The Ministry of Public Health has designated three quarantine facilities; others will be identified.

President Granger added that the Ministry of Public Health has:

  •  developed the local capacity to test for the COVID-19, thanks to training provided by the Pan-American Health Organization;
  • assessed the readiness of health facilities to meet the anticipated increase in demand on services;
  • continued to fill existing gaps, including with respect of additional supplies and equipment, though, at the present time, the Ministry has enough personal protective equipment in the country for our health facilities. It has, also, adequate stores of respiratory medicine for the next three months;
  • trained, and continues to train, health-care providers and first-responders; and
  • heightened active surveillance.

These efforts are supported by a communications campaign to keep the population updated on the virus and its impacts and oversight provided by the Health Emergency Operations Centre.

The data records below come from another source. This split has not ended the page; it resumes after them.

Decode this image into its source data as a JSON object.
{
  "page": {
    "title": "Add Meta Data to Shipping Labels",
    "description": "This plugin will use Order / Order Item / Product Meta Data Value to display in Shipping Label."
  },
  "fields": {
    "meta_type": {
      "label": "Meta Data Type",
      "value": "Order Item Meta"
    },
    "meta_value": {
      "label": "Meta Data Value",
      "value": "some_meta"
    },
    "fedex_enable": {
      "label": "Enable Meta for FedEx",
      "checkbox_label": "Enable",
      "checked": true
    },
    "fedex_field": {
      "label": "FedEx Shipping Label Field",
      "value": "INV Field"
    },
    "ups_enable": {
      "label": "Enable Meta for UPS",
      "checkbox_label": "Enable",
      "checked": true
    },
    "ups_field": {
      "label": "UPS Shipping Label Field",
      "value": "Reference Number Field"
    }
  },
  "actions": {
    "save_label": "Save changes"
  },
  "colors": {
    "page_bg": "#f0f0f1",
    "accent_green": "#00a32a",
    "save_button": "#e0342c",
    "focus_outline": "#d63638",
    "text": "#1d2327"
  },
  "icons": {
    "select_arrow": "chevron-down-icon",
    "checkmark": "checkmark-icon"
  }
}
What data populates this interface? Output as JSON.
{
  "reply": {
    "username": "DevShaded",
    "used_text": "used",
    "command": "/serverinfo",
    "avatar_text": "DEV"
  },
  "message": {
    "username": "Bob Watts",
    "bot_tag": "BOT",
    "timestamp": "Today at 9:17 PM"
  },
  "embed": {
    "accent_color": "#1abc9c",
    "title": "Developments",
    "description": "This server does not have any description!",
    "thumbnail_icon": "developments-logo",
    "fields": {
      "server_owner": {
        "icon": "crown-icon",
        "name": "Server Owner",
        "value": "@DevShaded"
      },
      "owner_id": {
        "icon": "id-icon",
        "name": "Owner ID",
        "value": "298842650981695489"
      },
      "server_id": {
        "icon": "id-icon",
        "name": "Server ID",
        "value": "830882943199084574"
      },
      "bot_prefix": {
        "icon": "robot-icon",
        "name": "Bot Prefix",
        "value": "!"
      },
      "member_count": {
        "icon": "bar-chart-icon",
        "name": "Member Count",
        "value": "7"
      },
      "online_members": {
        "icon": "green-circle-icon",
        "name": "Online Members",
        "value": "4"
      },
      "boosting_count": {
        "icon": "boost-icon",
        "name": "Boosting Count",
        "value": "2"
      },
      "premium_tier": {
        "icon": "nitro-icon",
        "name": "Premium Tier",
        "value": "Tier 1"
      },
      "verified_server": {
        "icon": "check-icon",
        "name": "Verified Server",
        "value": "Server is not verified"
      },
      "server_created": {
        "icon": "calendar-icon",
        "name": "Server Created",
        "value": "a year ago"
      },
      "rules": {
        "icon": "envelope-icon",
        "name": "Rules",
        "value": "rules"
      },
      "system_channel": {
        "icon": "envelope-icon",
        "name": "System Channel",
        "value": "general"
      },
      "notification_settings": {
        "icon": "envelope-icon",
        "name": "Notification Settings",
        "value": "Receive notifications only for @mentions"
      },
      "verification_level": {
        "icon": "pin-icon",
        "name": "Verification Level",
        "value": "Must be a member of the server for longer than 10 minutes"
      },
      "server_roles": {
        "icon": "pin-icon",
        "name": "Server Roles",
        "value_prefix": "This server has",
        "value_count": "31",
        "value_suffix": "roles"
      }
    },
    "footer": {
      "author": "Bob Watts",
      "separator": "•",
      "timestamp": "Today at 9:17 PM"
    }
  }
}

The National Emergency Operations Centre (EOC) will be activated to provide sector wide support.

The Ministry of Public Health is also urging the public to adhere to infection prevention and control measures, particularly to: maintain a distance of at least one metre from persons who are coughing or sneezing; perform hand hygiene frequently by washing hands thoroughly with soap and water or using a hand sanitizer if hands are not visibly soiled; cover mouths and noses with a tissue when coughing or sneezing, and then discarding it; and resist the habit to touch the face.